After the connection is established, the Connect Agent software can exchange account credentials, technical details, and metadata about connected infrastructure and workloads necessary to manage them with Google Cloud, including the details of resources, applications, and hardware.
This cluster service data is associated with your Google Cloud project and account. Google uses this data to maintain a control plane between your cluster and Google Cloud, to provide you with any Google Cloud services and features you request, including facilitating support, billing, providing updates, and to measure and improve the reliability, quality, capacity, and functionality of Connect and Google Cloud services available through Connect.
You remain in control of what data is sent through Connect: your Kubernetes API server performs authentication, authorization, and audit logging on all requests via Connect. Google and users can access data or APIs via Connect after they have been authorized by the cluster administrator (for example, via RBAC); the cluster administrator can revoke that authorization.
Connect IAM roles
Identity and Access Management (IAM) allows users, groups, and service accounts to access Google Cloud APIs and to perform tasks within Google Cloud products.
You need to provide specific IAM roles to launch the Connect Agent and interact with your cluster using the Google Cloud console or Google Cloud CLI. These roles do not allow direct access to connected clusters.
Some of these roles allow you to access information about clusters, including:
- Cluster names
- Public keys
- IP addresses
- Identity providers
- Kubernetes versions
- Cluster size
- Other cluster metadata
Connect uses the following IAM roles:
|Role name||Role title||Description||Permissions|
||Hub Editor||Provides edit access to GKE Hub resources.||
Permissions for Google Cloud
Permissions for Hub
||Hub Viewer||Provide read-only access to Hub and related resources.||
Permissions for Google Cloud
Permissions for Hub
||GKE Connect Agent||Provides ability to establish new connections between external clusters and Google.||gkehub.endpoints.connect|
Logging in using Connect
Google Cloud provides multiple options for signing in to registered clusters from the Google Cloud console. Your available options depend on how your cluster admin has configured authentication:
- If the cluster has been set up to use the Connect gateway, you can log in using your Google Cloud identity, just like you do with GKE clusters on Google Cloud.
- If the cluster has been set up to use Anthos Identity Service with an OpenID Connect (OIDC) provider such as ADFS or Okta, or an LDAP provider, you can log in using an identity from that provider.
- You can log in using a bearer token. Many kinds of bearer tokens, as specified in Kubernetes Authentication, are supported. The easiest method is to create a Kubernetes service account (KSA) in the cluster, and use its bearer token to log in.
You can find out more about using these options in Log in to clusters from the console.
Authorization checks are performed by the cluster's API server against the identity you use when you authenticate via Google Cloud console.
All accounts logging in to a cluster need to hold at least the following Kubernetes RBAC roles in the cluster:
These roles provide read-only access to a cluster and details about their nodes. The roles do not provide access to all resources, so some features of Google Cloud console may not be available; for instance, these roles do not allow access to Kubernetes Secrets or to Pod logs.

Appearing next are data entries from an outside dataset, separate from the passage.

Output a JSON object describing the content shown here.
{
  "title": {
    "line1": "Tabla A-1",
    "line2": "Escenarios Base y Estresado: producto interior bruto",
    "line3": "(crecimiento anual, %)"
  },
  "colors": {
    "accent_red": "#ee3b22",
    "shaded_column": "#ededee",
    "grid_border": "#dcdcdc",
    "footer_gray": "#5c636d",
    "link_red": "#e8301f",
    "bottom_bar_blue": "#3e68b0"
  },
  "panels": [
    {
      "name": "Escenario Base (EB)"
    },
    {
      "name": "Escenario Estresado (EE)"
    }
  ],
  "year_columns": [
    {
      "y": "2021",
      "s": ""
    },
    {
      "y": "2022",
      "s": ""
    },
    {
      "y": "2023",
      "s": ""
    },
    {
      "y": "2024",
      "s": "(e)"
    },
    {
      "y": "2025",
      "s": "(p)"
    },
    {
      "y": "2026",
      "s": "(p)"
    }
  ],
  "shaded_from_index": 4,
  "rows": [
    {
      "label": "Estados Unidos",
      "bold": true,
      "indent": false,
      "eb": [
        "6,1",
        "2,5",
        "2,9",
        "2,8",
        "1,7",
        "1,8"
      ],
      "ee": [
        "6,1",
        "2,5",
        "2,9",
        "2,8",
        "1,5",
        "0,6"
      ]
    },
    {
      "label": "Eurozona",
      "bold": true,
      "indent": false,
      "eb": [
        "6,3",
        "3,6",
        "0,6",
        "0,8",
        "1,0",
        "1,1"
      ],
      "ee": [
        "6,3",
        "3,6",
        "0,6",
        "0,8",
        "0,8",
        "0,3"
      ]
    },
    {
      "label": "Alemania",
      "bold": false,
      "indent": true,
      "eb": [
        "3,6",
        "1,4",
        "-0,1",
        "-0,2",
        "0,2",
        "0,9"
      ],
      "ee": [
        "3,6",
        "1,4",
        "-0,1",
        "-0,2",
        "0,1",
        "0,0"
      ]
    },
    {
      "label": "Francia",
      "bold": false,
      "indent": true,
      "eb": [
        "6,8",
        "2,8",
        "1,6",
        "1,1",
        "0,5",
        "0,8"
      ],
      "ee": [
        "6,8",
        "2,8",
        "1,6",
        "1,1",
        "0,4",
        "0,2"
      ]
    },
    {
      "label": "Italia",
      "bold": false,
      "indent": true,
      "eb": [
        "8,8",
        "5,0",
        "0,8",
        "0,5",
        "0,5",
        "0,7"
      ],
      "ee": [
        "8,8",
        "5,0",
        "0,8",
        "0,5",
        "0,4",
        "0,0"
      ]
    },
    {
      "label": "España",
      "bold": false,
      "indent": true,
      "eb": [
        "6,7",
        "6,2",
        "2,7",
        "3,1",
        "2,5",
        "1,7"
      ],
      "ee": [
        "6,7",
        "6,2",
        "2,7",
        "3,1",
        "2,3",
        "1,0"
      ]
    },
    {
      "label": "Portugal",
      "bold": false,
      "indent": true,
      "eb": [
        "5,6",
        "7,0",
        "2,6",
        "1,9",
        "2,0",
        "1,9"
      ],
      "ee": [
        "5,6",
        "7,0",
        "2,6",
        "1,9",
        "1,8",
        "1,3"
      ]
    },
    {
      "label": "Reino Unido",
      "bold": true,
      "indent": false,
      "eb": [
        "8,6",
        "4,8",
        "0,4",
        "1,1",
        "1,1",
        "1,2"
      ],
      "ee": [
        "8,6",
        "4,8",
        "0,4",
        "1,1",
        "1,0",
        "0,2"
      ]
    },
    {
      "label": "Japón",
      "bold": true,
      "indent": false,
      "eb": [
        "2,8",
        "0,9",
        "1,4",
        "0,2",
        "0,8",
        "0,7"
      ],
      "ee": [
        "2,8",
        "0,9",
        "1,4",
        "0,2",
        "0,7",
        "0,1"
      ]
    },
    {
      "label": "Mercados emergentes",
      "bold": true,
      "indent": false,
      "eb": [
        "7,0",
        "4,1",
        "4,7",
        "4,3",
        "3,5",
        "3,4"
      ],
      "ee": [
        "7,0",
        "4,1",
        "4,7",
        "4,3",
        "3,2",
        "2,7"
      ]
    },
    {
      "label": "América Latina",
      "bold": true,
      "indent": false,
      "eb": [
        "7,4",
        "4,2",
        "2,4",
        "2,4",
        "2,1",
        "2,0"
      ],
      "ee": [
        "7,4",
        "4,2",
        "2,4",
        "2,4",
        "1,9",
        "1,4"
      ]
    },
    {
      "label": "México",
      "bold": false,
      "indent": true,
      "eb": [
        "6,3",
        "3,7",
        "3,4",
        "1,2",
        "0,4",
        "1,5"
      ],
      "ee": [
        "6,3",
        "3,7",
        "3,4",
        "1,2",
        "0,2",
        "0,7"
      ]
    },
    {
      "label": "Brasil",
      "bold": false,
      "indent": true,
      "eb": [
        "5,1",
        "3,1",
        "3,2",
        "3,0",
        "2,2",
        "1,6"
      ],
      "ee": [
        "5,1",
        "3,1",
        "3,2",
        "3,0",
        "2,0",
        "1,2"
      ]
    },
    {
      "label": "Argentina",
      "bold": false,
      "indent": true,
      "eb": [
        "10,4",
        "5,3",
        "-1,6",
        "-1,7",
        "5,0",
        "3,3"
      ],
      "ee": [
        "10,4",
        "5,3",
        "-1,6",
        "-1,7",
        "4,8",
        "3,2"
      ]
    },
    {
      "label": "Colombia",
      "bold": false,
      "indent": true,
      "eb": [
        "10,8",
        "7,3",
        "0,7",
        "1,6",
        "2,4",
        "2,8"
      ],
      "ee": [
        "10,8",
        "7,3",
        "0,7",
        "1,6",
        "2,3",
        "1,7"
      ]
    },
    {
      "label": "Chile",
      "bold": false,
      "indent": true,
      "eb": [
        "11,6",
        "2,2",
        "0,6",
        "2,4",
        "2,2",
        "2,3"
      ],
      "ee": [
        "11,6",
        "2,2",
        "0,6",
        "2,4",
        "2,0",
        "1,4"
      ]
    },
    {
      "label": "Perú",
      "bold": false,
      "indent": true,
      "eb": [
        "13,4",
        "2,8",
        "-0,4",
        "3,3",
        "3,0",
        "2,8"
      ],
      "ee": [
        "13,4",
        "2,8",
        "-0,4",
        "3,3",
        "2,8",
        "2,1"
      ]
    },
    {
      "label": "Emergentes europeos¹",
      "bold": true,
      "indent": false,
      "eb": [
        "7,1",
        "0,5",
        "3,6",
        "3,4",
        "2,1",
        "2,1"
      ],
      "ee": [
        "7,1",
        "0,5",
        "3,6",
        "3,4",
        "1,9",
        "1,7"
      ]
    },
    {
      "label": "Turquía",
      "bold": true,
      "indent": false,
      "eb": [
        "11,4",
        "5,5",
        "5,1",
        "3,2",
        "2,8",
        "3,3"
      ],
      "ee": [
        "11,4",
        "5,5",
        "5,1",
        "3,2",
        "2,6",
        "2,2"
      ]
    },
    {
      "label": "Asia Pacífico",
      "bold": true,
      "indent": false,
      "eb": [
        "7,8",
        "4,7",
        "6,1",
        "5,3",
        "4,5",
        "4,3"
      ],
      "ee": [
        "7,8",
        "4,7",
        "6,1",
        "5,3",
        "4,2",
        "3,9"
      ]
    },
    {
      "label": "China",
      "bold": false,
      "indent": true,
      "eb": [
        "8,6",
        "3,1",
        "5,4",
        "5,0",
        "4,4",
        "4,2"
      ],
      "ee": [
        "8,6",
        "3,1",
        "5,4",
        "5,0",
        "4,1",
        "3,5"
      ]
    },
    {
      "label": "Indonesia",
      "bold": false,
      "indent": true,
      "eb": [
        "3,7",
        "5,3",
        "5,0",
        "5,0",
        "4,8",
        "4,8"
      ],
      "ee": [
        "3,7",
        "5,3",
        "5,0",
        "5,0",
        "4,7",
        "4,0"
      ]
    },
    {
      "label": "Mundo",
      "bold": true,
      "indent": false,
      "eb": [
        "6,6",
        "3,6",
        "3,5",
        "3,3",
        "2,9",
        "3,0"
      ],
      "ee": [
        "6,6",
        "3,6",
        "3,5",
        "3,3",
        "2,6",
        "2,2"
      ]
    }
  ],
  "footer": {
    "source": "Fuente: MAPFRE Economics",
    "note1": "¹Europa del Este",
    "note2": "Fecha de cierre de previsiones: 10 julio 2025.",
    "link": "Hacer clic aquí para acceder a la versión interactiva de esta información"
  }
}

Accounts can be granted other RBAC permissions, such as via
cluster-admin, to do more within the cluster. For more information, see the
Accesses via the Google Cloud console are audit logged on the cluster's API server.

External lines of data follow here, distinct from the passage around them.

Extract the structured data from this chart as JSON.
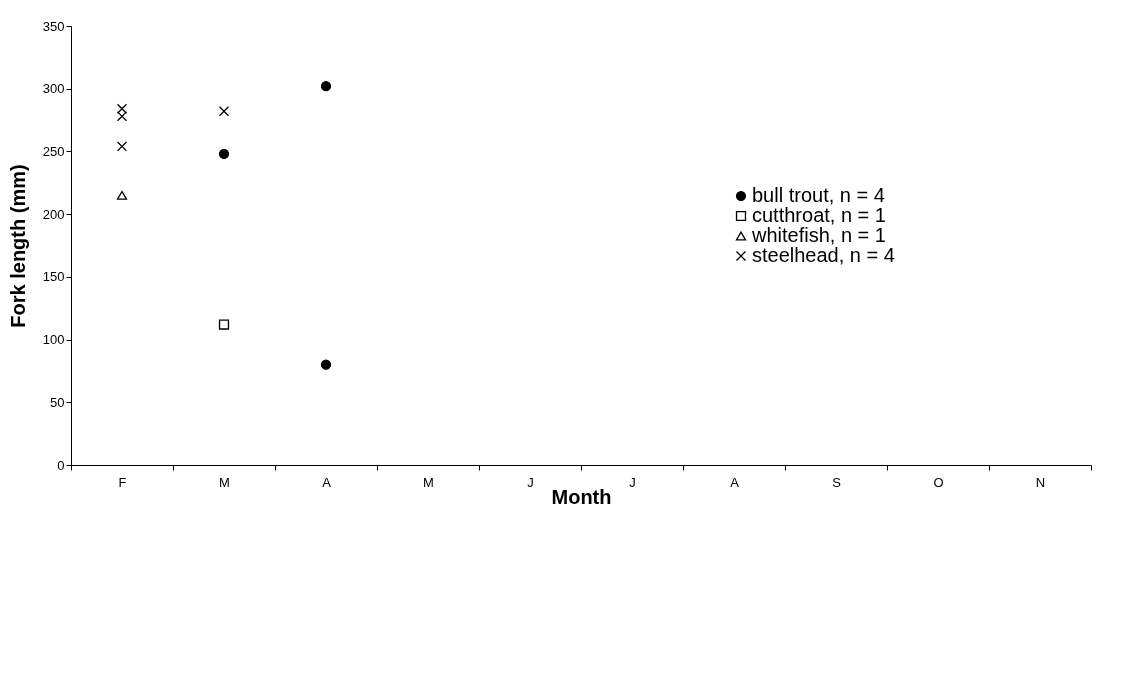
{
  "chart_data": {
    "type": "scatter",
    "xlabel": "Month",
    "ylabel": "Fork length (mm)",
    "categories": [
      "F",
      "M",
      "A",
      "M",
      "J",
      "J",
      "A",
      "S",
      "O",
      "N"
    ],
    "ylim": [
      0,
      350
    ],
    "yticks": [
      0,
      50,
      100,
      150,
      200,
      250,
      300,
      350
    ],
    "legend": "right",
    "series": [
      {
        "name": "bull trout, n = 4",
        "color": "#000000",
        "marker": "circle",
        "x": [
          "M",
          "A",
          "A"
        ],
        "values": [
          248,
          80,
          302
        ]
      },
      {
        "name": "cutthroat, n = 1",
        "color": "#000000",
        "marker": "square",
        "x": [
          "M"
        ],
        "values": [
          112
        ]
      },
      {
        "name": "whitefish, n = 1",
        "color": "#000000",
        "marker": "triangle",
        "x": [
          "F"
        ],
        "values": [
          215
        ]
      },
      {
        "name": "steelhead, n = 4",
        "color": "#000000",
        "marker": "cross",
        "x": [
          "F",
          "F",
          "F",
          "M"
        ],
        "values": [
          278,
          254,
          284,
          282
        ]
      }
    ]
  }
}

Resource usage and requirements
Typically the Connect agent installed at registration uses 500m of CPU and 200Mi of memory. However, this usage can vary depending on the number of requests being made to the agent per second, and the size of those requests. These can be affected by a number of factors, including the size of the cluster, the number of users accessing the cluster via the console (the more users and/or workloads, the more requests), and the number of fleet-enabled features on the cluster.